No need to manually fiddle with fork(), dup(), close(), execv(), and all
the paraphrenalia associated with them.

3) Even better yet, std.process.execute captures compiler output
automatically. In C, if I want to do that, I'd have to deal with
manually redirecting stdout/stderr, set up a pipe for copying the output
to a buffer, manage the buffer, etc.. Again, nothing out of the ordinary
for a C coder but it's just a lot of fussy housekeeping that reduces
productivity.  In D, std.process handles it all nicely for me -- plus it
works on Windows too, should I ever desire to compile the code on
Windows.  In C, I'd have to rewrite the entire code to use Windows API
calls instead of Posix calls -- a major undertaking.  (Of course,
replacing dlopen & co with Windows calls is a different story -- perhaps
Phobos should have a new module for handling this!)

4) As it turns out, I *did* need to capture the compiler's output
eventually.  Here's where some of D's features made things highly
productive: the compiled code template declares a public symbol that the
main program needs to know, so that it know what symbol to look up with
dlsym() when loading the resulting shared object.  I could easily
hardcode the mangling of this symbol, since I control what goes in the
code template.  However, it's ugly, and not future-proof: if D's
mangling scheme were to change in the future, the code would break.
Plus, it's just ugly to have to manually write out a mangled symbol when
the compiler can already do it for you.

The tricky part, though, is that .mangleof only works on an identifier
defined in the *current* program; the compiler can't do it for a symbol
in a string that's to be passed at runtime to another invocation of the
compiler.  And AFAIK, there's currently no way to ask the compiler "what
would be the mangling of mymodule.symbol?" if 'mymodule' and 'symbol'
only exist in the shared object, not in the main program.

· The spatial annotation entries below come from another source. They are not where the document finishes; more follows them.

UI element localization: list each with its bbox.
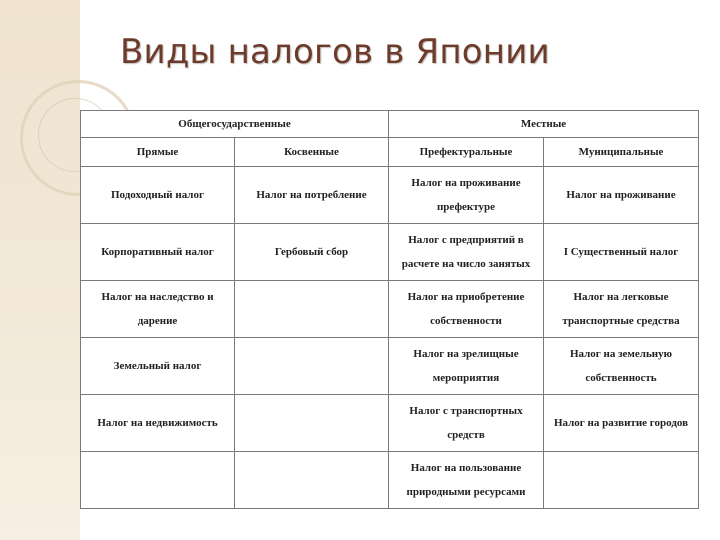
table-cell: Налог на земельную собственность [544, 338, 699, 395]
table-cell: Налог на потребление [235, 167, 389, 224]
group-header-local: Местные [389, 111, 699, 138]
table-cell: Налог с предприятий в расчете на число занятых [389, 224, 544, 281]
table-row [81, 167, 699, 224]
table-cell: I Существенный налог [544, 224, 699, 281]
column-header-municipal: Муниципальные [544, 138, 699, 167]
table-cell [235, 338, 389, 395]
table-cell [81, 452, 235, 509]
table-cell: Налог на зрелищные мероприятия [389, 338, 544, 395]
table-cell: Подоходный налог [81, 167, 235, 224]
table-cell: Налог на проживание [544, 167, 699, 224]
table-cell: Налог на проживание префектуре [389, 167, 544, 224]
table-cell: Корпоративный налог [81, 224, 235, 281]
table-row [81, 338, 699, 395]
table-row [81, 281, 699, 338]
column-header-direct: Прямые [81, 138, 235, 167]
table-cell [544, 452, 699, 509]
table-cell [235, 452, 389, 509]
table-cell: Гербовый сбор [235, 224, 389, 281]
table-cell: Налог на развитие городов [544, 395, 699, 452]
table-cell [235, 395, 389, 452]
table-row [81, 224, 699, 281]
column-header-indirect: Косвенные [235, 138, 389, 167]
table-cell: Налог на легковые транспортные средства [544, 281, 699, 338]
table-cell: Налог на пользование природными ресурсами [389, 452, 544, 509]
table-cell: Налог на недвижимость [81, 395, 235, 452]
table-row [81, 395, 699, 452]
table-group-header-row [81, 111, 699, 138]
table-cell: Земельный налог [81, 338, 235, 395]
table-cell: Налог на приобретение собственности [389, 281, 544, 338]
table-column-header-row [81, 138, 699, 167]
taxes-table [80, 110, 699, 509]
table-cell: Налог на наследство и дарение [81, 281, 235, 338]
group-header-national: Общегосударственные [81, 111, 389, 138]
page-title: Виды налогов в Японии [120, 32, 550, 72]
table-cell [235, 281, 389, 338]
column-header-prefectural: Префектуральные [389, 138, 544, 167]
table-cell: Налог с транспортных средств [389, 395, 544, 452]
table-row [81, 452, 699, 509]
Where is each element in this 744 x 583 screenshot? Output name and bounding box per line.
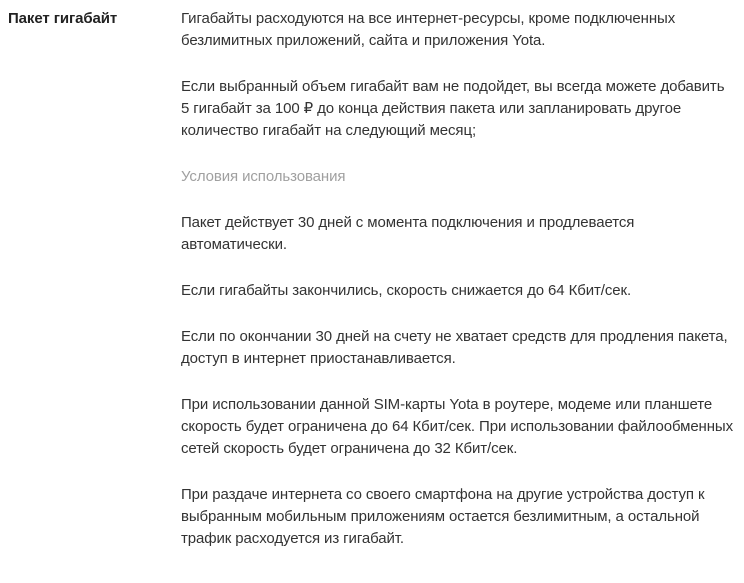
paragraph-insufficient-funds: Если по окончании 30 дней на счету не хватает средств для продления пакета, доступ в интернет приостанавливается. <box>181 328 728 367</box>
section-content-column <box>181 8 736 550</box>
paragraph-speed-reduction: Если гигабайты закончились, скорость снижается до 64 Кбит/сек. <box>181 282 632 299</box>
paragraph-tethering: При раздаче интернета со своего смартфона на другие устройства доступ к выбранным мобильным приложениям остается безлимитным, а остальной трафик расходуется из гигабайт. <box>181 486 705 547</box>
paragraph-sim-usage-limits: При использовании данной SIM-карты Yota в роутере, модеме или планшете скорость будет ограничена до 64 Кбит/сек. При использовании файлообменных сетей скорость будет ограничена до 32 Кбит/сек. <box>181 396 734 457</box>
paragraph-package-duration: Пакет действует 30 дней с момента подключения и продлевается автоматически. <box>181 214 635 253</box>
paragraph-add-gigabytes: Если выбранный объем гигабайт вам не подойдет, вы всегда можете добавить 5 гигабайт за 100 ₽ до конца действия пакета или запланировать другое количество гигабайт на следующий месяц; <box>181 78 725 139</box>
subheading-terms-of-use: Условия использования <box>181 168 346 185</box>
section-title-column <box>8 8 181 30</box>
paragraph-gigabytes-usage: Гигабайты расходуются на все интернет-ресурсы, кроме подключенных безлимитных приложений, сайта и приложения Yota. <box>181 10 676 49</box>
section-title: Пакет гигабайт <box>8 10 118 27</box>
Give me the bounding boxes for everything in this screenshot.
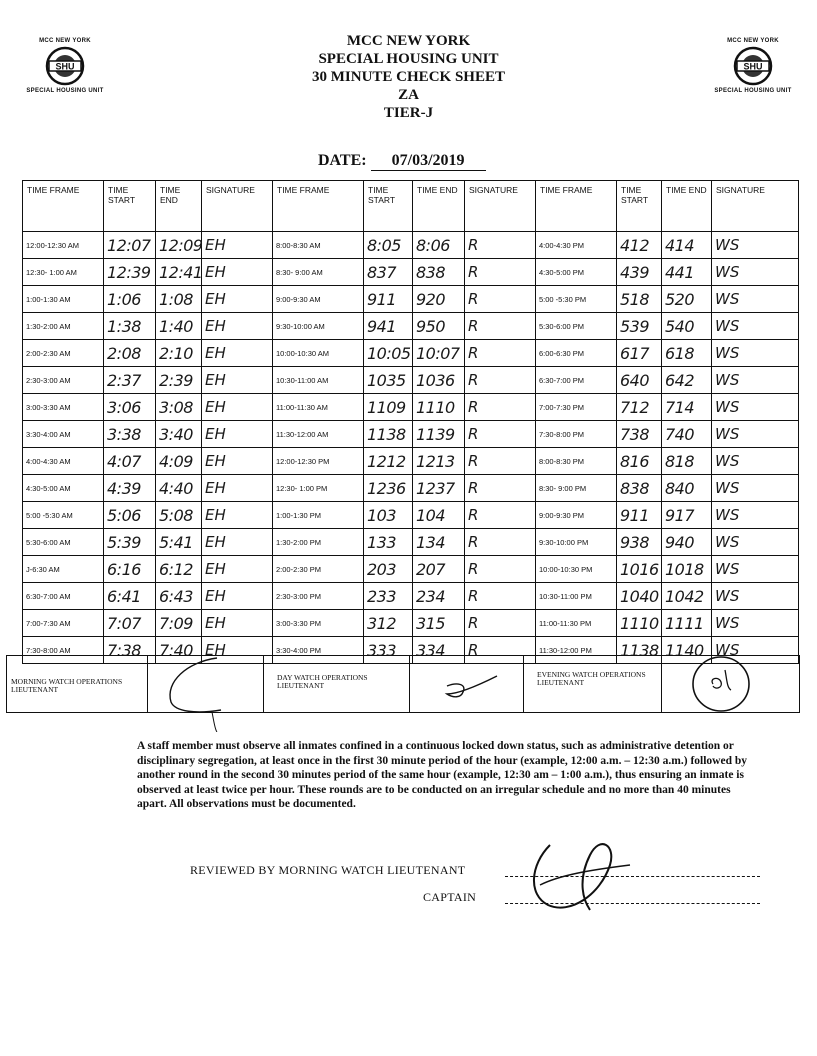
signature-cell: EH	[202, 340, 273, 367]
time-end-cell: 1:40	[156, 313, 202, 340]
time-frame-cell: 6:00-6:30 PM	[536, 340, 617, 367]
time-start-cell: 1:38	[104, 313, 156, 340]
time-frame-cell: 4:30-5:00 PM	[536, 259, 617, 286]
time-end-cell: 4:40	[156, 475, 202, 502]
time-end-cell: 6:12	[156, 556, 202, 583]
time-start-cell: 6:41	[104, 583, 156, 610]
time-start-cell: 3:38	[104, 421, 156, 448]
time-end-cell: 1018	[662, 556, 712, 583]
logo-bottom-caption: SPECIAL HOUSING UNIT	[714, 88, 792, 94]
time-start-cell: 640	[617, 367, 662, 394]
time-start-cell: 10:05	[364, 340, 413, 367]
table-row	[23, 394, 799, 421]
time-frame-cell: 11:30-12:00 PM	[536, 637, 617, 664]
signature-cell: EH	[202, 259, 273, 286]
time-end-cell: 838	[413, 259, 465, 286]
time-frame-cell: 1:00-1:30 AM	[23, 286, 104, 313]
time-frame-cell: 4:30-5:00 AM	[23, 475, 104, 502]
signature-cell: WS	[712, 232, 799, 259]
time-start-cell: 133	[364, 529, 413, 556]
signature-cell: WS	[712, 259, 799, 286]
time-frame-cell: 10:00-10:30 PM	[536, 556, 617, 583]
signature-cell: R	[465, 475, 536, 502]
time-start-cell: 1212	[364, 448, 413, 475]
table-row	[23, 367, 799, 394]
signature-cell: WS	[712, 367, 799, 394]
time-start-cell: 439	[617, 259, 662, 286]
time-frame-cell: 11:00-11:30 PM	[536, 610, 617, 637]
time-end-cell: 1139	[413, 421, 465, 448]
signature-cell: R	[465, 637, 536, 664]
operations-signature-box	[6, 655, 800, 713]
instructions-paragraph: A staff member must observe all inmates confined in a continuous locked down status, such as administrative detention or disciplinary segregation, at least once in the first 30 minute period of the hour (example, 12:00 a.m. – 12:30 a.m.) followed by another round in the second 30 minutes period of the same hour (example, 12:30 am – 1:00 a.m.), thus ensuring an inmate is observed at least twice per hour. These rounds are to be conducted on an irregular schedule and no more than 40 minutes apart. All observations must be documented.	[137, 740, 747, 810]
shu-emblem-icon	[43, 46, 87, 86]
time-end-cell: 920	[413, 286, 465, 313]
time-end-cell: 840	[662, 475, 712, 502]
time-start-cell: 1035	[364, 367, 413, 394]
time-end-cell: 104	[413, 502, 465, 529]
signature-cell: EH	[202, 232, 273, 259]
signature-cell: WS	[712, 313, 799, 340]
header-block: ZA	[398, 87, 419, 103]
time-frame-cell: 9:30-10:00 AM	[273, 313, 364, 340]
signature-cell: R	[465, 529, 536, 556]
time-end-cell: 3:40	[156, 421, 202, 448]
header-sheet-title: 30 MINUTE CHECK SHEET	[312, 69, 505, 85]
time-frame-cell: 12:00-12:30 PM	[273, 448, 364, 475]
time-frame-cell: 12:00-12:30 AM	[23, 232, 104, 259]
table-row	[23, 502, 799, 529]
time-frame-cell: 5:30-6:00 AM	[23, 529, 104, 556]
time-start-cell: 712	[617, 394, 662, 421]
time-end-cell: 917	[662, 502, 712, 529]
time-frame-cell: 1:30-2:00 AM	[23, 313, 104, 340]
signature-cell: R	[465, 583, 536, 610]
signature-cell: WS	[712, 637, 799, 664]
time-end-cell: 1237	[413, 475, 465, 502]
time-frame-cell: 7:30-8:00 PM	[536, 421, 617, 448]
column-header: SIGNATURE	[712, 181, 799, 232]
time-frame-cell: 12:30- 1:00 AM	[23, 259, 104, 286]
signature-cell: EH	[202, 529, 273, 556]
signature-cell: WS	[712, 421, 799, 448]
column-header: TIME START	[364, 181, 413, 232]
time-start-cell: 7:07	[104, 610, 156, 637]
signature-cell: WS	[712, 583, 799, 610]
signature-cell: EH	[202, 610, 273, 637]
time-start-cell: 412	[617, 232, 662, 259]
day-watch-label: DAY WATCH OPERATIONS LIEUTENANT	[277, 673, 368, 690]
time-frame-cell: 7:00-7:30 PM	[536, 394, 617, 421]
signature-cell: R	[465, 286, 536, 313]
logo-emblem-text: SHU	[55, 61, 75, 72]
table-row	[23, 610, 799, 637]
time-end-cell: 5:08	[156, 502, 202, 529]
time-frame-cell: 6:30-7:00 AM	[23, 583, 104, 610]
time-end-cell: 5:41	[156, 529, 202, 556]
signature-cell: EH	[202, 637, 273, 664]
signature-cell: R	[465, 232, 536, 259]
time-start-cell: 1138	[617, 637, 662, 664]
time-start-cell: 103	[364, 502, 413, 529]
time-start-cell: 941	[364, 313, 413, 340]
time-start-cell: 816	[617, 448, 662, 475]
shu-emblem-icon	[731, 46, 775, 86]
time-frame-cell: 9:00-9:30 PM	[536, 502, 617, 529]
table-row	[23, 340, 799, 367]
time-end-cell: 1110	[413, 394, 465, 421]
time-frame-cell: 4:00-4:30 AM	[23, 448, 104, 475]
time-end-cell: 10:07	[413, 340, 465, 367]
table-row	[23, 583, 799, 610]
time-start-cell: 203	[364, 556, 413, 583]
signature-cell: R	[465, 556, 536, 583]
header-facility: MCC NEW YORK	[346, 33, 471, 49]
signature-cell: R	[465, 502, 536, 529]
time-frame-cell: 5:00 -5:30 PM	[536, 286, 617, 313]
signature-cell: R	[465, 313, 536, 340]
header-unit: SPECIAL HOUSING UNIT	[318, 51, 499, 67]
time-end-cell: 315	[413, 610, 465, 637]
time-frame-cell: 8:00-8:30 PM	[536, 448, 617, 475]
time-end-cell: 1042	[662, 583, 712, 610]
time-frame-cell: 3:30-4:00 PM	[273, 637, 364, 664]
time-start-cell: 5:06	[104, 502, 156, 529]
morning-watch-label: MORNING WATCH OPERATIONS LIEUTENANT	[11, 677, 123, 694]
logo-bottom-caption: SPECIAL HOUSING UNIT	[26, 88, 104, 94]
signature-cell: R	[465, 610, 536, 637]
column-header: TIME END	[662, 181, 712, 232]
table-body	[23, 232, 799, 664]
table-row	[23, 313, 799, 340]
time-end-cell: 950	[413, 313, 465, 340]
signature-cell: EH	[202, 448, 273, 475]
time-frame-cell: 2:30-3:00 AM	[23, 367, 104, 394]
time-end-cell: 642	[662, 367, 712, 394]
time-start-cell: 312	[364, 610, 413, 637]
logo-top-caption: MCC NEW YORK	[39, 38, 91, 44]
column-header: SIGNATURE	[202, 181, 273, 232]
time-end-cell: 2:39	[156, 367, 202, 394]
signature-cell: WS	[712, 502, 799, 529]
time-frame-cell: 10:30-11:00 PM	[536, 583, 617, 610]
logo-top-caption: MCC NEW YORK	[727, 38, 779, 44]
time-start-cell: 1:06	[104, 286, 156, 313]
time-end-cell: 134	[413, 529, 465, 556]
table-header-row	[23, 181, 799, 232]
time-start-cell: 911	[617, 502, 662, 529]
table-row	[23, 529, 799, 556]
date-value: 07/03/2019	[371, 152, 486, 171]
signature-cell: EH	[202, 583, 273, 610]
reviewed-by-label: REVIEWED BY MORNING WATCH LIEUTENANT	[190, 863, 466, 877]
time-frame-cell: 12:30- 1:00 PM	[273, 475, 364, 502]
time-frame-cell: 7:30-8:00 AM	[23, 637, 104, 664]
time-frame-cell: 6:30-7:00 PM	[536, 367, 617, 394]
time-frame-cell: 3:30-4:00 AM	[23, 421, 104, 448]
column-header: TIME FRAME	[536, 181, 617, 232]
table-row	[23, 556, 799, 583]
document-header	[260, 32, 557, 122]
column-header: SIGNATURE	[465, 181, 536, 232]
time-frame-cell: 4:00-4:30 PM	[536, 232, 617, 259]
signature-cell: EH	[202, 556, 273, 583]
table-row	[23, 232, 799, 259]
time-end-cell: 12:41	[156, 259, 202, 286]
column-header: TIME END	[156, 181, 202, 232]
time-end-cell: 7:40	[156, 637, 202, 664]
table-row	[23, 475, 799, 502]
evening-watch-label: EVENING WATCH OPERATIONS LIEUTENANT	[537, 670, 646, 687]
time-start-cell: 1016	[617, 556, 662, 583]
signature-cell: EH	[202, 421, 273, 448]
time-end-cell: 12:09	[156, 232, 202, 259]
time-end-cell: 414	[662, 232, 712, 259]
time-start-cell: 4:39	[104, 475, 156, 502]
signature-cell: WS	[712, 340, 799, 367]
time-frame-cell: 11:30-12:00 AM	[273, 421, 364, 448]
time-start-cell: 837	[364, 259, 413, 286]
time-end-cell: 3:08	[156, 394, 202, 421]
date-field	[318, 152, 486, 171]
column-header: TIME FRAME	[23, 181, 104, 232]
table-row	[23, 421, 799, 448]
time-start-cell: 1236	[364, 475, 413, 502]
header-tier: TIER-J	[383, 105, 434, 121]
check-log-table	[22, 180, 799, 664]
time-frame-cell: 1:30-2:00 PM	[273, 529, 364, 556]
signature-cell: WS	[712, 475, 799, 502]
signature-cell: R	[465, 259, 536, 286]
time-start-cell: 838	[617, 475, 662, 502]
time-frame-cell: 5:00 -5:30 AM	[23, 502, 104, 529]
time-start-cell: 12:39	[104, 259, 156, 286]
time-frame-cell: 9:00-9:30 AM	[273, 286, 364, 313]
signature-cell: R	[465, 421, 536, 448]
time-end-cell: 740	[662, 421, 712, 448]
time-frame-cell: 2:00-2:30 AM	[23, 340, 104, 367]
time-frame-cell: 11:00-11:30 AM	[273, 394, 364, 421]
time-start-cell: 233	[364, 583, 413, 610]
time-end-cell: 714	[662, 394, 712, 421]
shu-logo-right	[708, 38, 798, 94]
time-end-cell: 2:10	[156, 340, 202, 367]
signature-cell: WS	[712, 286, 799, 313]
time-start-cell: 2:37	[104, 367, 156, 394]
signature-cell: R	[465, 394, 536, 421]
time-end-cell: 1:08	[156, 286, 202, 313]
column-header: TIME START	[617, 181, 662, 232]
day-signature-mark	[417, 664, 517, 709]
time-start-cell: 617	[617, 340, 662, 367]
shu-logo-left	[20, 38, 110, 94]
time-start-cell: 1109	[364, 394, 413, 421]
logo-emblem-text: SHU	[743, 61, 763, 72]
time-end-cell: 1036	[413, 367, 465, 394]
time-start-cell: 6:16	[104, 556, 156, 583]
morning-signature-mark	[157, 652, 257, 732]
time-end-cell: 618	[662, 340, 712, 367]
time-end-cell: 7:09	[156, 610, 202, 637]
time-frame-cell: 7:00-7:30 AM	[23, 610, 104, 637]
signature-cell: WS	[712, 556, 799, 583]
time-frame-cell: 8:00-8:30 AM	[273, 232, 364, 259]
time-end-cell: 207	[413, 556, 465, 583]
time-end-cell: 4:09	[156, 448, 202, 475]
time-end-cell: 1213	[413, 448, 465, 475]
time-start-cell: 1110	[617, 610, 662, 637]
time-end-cell: 540	[662, 313, 712, 340]
column-header: TIME END	[413, 181, 465, 232]
time-frame-cell: 10:00-10:30 AM	[273, 340, 364, 367]
time-start-cell: 539	[617, 313, 662, 340]
lieutenant-signature-mark	[520, 825, 660, 920]
time-start-cell: 5:39	[104, 529, 156, 556]
time-frame-cell: 1:00-1:30 PM	[273, 502, 364, 529]
time-start-cell: 1138	[364, 421, 413, 448]
time-start-cell: 518	[617, 286, 662, 313]
signature-cell: WS	[712, 448, 799, 475]
time-end-cell: 1140	[662, 637, 712, 664]
time-end-cell: 441	[662, 259, 712, 286]
column-header: TIME FRAME	[273, 181, 364, 232]
time-end-cell: 234	[413, 583, 465, 610]
table-row	[23, 448, 799, 475]
time-start-cell: 333	[364, 637, 413, 664]
time-start-cell: 738	[617, 421, 662, 448]
time-frame-cell: 2:00-2:30 PM	[273, 556, 364, 583]
time-frame-cell: 9:30-10:00 PM	[536, 529, 617, 556]
time-end-cell: 1111	[662, 610, 712, 637]
time-start-cell: 938	[617, 529, 662, 556]
time-start-cell: 3:06	[104, 394, 156, 421]
time-end-cell: 940	[662, 529, 712, 556]
evening-signature-mark	[667, 650, 777, 718]
time-start-cell: 8:05	[364, 232, 413, 259]
time-frame-cell: 3:00-3:30 PM	[273, 610, 364, 637]
signature-cell: WS	[712, 529, 799, 556]
time-end-cell: 8:06	[413, 232, 465, 259]
time-end-cell: 818	[662, 448, 712, 475]
signature-cell: EH	[202, 502, 273, 529]
time-frame-cell: J-6:30 AM	[23, 556, 104, 583]
table-row	[23, 286, 799, 313]
time-start-cell: 2:08	[104, 340, 156, 367]
signature-cell: EH	[202, 286, 273, 313]
time-start-cell: 7:38	[104, 637, 156, 664]
signature-cell: WS	[712, 394, 799, 421]
column-header: TIME START	[104, 181, 156, 232]
signature-cell: EH	[202, 313, 273, 340]
time-frame-cell: 8:30- 9:00 AM	[273, 259, 364, 286]
time-end-cell: 6:43	[156, 583, 202, 610]
signature-cell: R	[465, 448, 536, 475]
time-end-cell: 520	[662, 286, 712, 313]
time-start-cell: 4:07	[104, 448, 156, 475]
signature-cell: R	[465, 340, 536, 367]
table-row	[23, 259, 799, 286]
signature-cell: WS	[712, 610, 799, 637]
signature-cell: EH	[202, 475, 273, 502]
time-frame-cell: 2:30-3:00 PM	[273, 583, 364, 610]
time-frame-cell: 5:30-6:00 PM	[536, 313, 617, 340]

So the solution is to insert a `pragma(msg, symbol.mangleof)` in the
code template, and have the main program parse the output of the
compiler when it compiles the shared object, so that it learns the
mangled identifier directly.  If this were C++ code, I'd be stuck up the
creek without a paddle: hardcoding the mangled symbol would be
unavoidable. But thanks to pragma(msg) and .mangleof in D, this was a
cinch.  Not to mention that std.process.execute already captures output
for me automatically, so all I need to do is to search for the symbol in
the captured output.

(Granted, in C there'd be no need for this dance, since I could just use
the (unmangled) symbol directly. But still, it's nice that D provides
the facilities for dealing with identifiers easily even in the face of
mangling schemes.)

5) Exceptions in Phobos are not a bad thing: they help greatly
streamline the code that interacts with the OS: std.process.execute,
std.file.write, etc.. I can just write the steps sequentially without
the verbosity of C's `if ((err = syscall(...)) != 0) goto CLEANUP;`
dance; exceptions take care of handling error conditions for me without
uglifying the code.

All in all, I was able to write all of this code in just few hours'
worth of coding and unittesting, whereas the C equivalent took me
several days.  Hooray for D!

T

-- 
Customer support: the art of getting your clients to pay for your own incompetence.